Он принял меня как корреспондента советской газеты и сделал заявление; в нем были такие строки: «Вооруженное нападение на республику, которое было организовано и которое поддерживается тремя европейскими государствами, принуждает нас вести войну за независимость не только в политическом значении данного слова, но и в том, что является самым высоким, самым основным, более, длительным, нежели структура, режим государства: борьба идет за свободу развития испанского духа. Речь идет не о том, будет ли в Европе одной республикой больше или меньше, не о том, сможет ли та или иная политическая партия отстаивать свою программу. Речь идет о том, сможет ли великий народ, прославленный в стольких областях, принимать самостоятельное участие в создании современной культуры, или он будет удушен. В этом мировое значение испанской трагедии, в этом причина и сила самообороны Испании».
Передав мне заявление, Асанья вдруг печально улыбнулся: «Теперь мы можем поговорить как два писателя…» Я думал, что он начнет беседу о литературе, но он сказал: «Я поставил в моем заявлении слово «трагедия»; может быть, для главы государства это неуместно, но другого слова я не нашел. Негрин, кажется, верит, что Испанию спасет мировая война. Наверно, война начнется. Но ее не начнут, пока не задушат Испанию… Вы знаете нашу литературу. Мы всегда стремились к общечеловеческим идеалам. Испанец создал «Дон Кихота», его все оценили, и для всех он стал посмешищем. Нас жалеют и, жалея, посмеиваются… Испанию надолго посадят за решетку…»
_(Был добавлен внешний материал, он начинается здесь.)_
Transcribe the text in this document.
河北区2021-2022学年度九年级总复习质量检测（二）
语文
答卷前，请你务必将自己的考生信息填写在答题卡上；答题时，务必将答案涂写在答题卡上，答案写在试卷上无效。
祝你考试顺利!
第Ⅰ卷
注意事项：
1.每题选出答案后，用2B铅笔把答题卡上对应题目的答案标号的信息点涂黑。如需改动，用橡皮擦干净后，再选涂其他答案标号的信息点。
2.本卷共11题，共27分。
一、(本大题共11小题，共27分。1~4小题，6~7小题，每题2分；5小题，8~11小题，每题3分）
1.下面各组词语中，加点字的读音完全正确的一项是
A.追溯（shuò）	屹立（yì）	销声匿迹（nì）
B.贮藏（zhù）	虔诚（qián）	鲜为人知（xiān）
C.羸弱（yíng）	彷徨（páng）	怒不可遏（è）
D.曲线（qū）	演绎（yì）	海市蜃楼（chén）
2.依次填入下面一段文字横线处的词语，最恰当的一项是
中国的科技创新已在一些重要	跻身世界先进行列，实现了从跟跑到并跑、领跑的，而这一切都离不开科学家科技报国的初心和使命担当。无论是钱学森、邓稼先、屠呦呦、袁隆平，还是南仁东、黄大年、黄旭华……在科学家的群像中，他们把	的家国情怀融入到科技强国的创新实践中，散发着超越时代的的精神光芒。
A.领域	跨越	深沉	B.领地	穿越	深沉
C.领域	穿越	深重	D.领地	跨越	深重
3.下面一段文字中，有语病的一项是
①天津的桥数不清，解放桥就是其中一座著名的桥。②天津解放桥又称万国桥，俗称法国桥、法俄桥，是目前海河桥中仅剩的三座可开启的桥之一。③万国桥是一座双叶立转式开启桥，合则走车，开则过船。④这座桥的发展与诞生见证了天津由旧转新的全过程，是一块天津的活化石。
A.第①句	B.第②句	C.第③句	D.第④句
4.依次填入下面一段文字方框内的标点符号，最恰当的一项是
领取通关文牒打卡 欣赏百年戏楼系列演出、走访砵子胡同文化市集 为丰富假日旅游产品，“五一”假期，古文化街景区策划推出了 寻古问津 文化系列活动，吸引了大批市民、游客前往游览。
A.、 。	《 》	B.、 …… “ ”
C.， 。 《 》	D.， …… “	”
Я встретился с барселонскими анархистами. Они ругали правительство, коммунистов, говорили, что Прието -прожженный политикан, что все происходящее каждый день подтверждает правоту анархистов, и вместе с тем с. гордостью повторяли, что в советских газетах восторженно писали о командире Сиприано Мера, а он - анархист. Они клялись, что СНТ - ФАИ будут сражаться до конца, жалели, что правительство мало делает для организации партизанской войны: «Каждый испанец создан для герильи…» Один из них проводил меня до гостиницы. По дороге началась тревога, завыли сирены, и мы застряли в подворотне какого-то склада. Анархист говорил: «Хорошо, сознательным я стал в тысяча девятьсот двадцать восьмом году, мне тогда было двадцать три года. Я был на фронте, ранен в грудь. Сегодня я попросил, чтобы меня послали на Эбро. Во-первых, я - анархист, это обязывает…» Он замолк, я спросил: «А во-вторых?» Он ответил не сразу, и голосу него был смущенный: «Во-вторых?… Но что ты хочешь? Испанцем я был еще до того, как стал анархистом. Может быть, ты думаешь, что я не испанец? Я из Севильи - как твой Хосе, только он был булочником, а я парикмахером. Я больше испанец, чем подлец Франко! Ну, а как по-твоему, может настоящий анархист жить без Испании? По-моему, нет».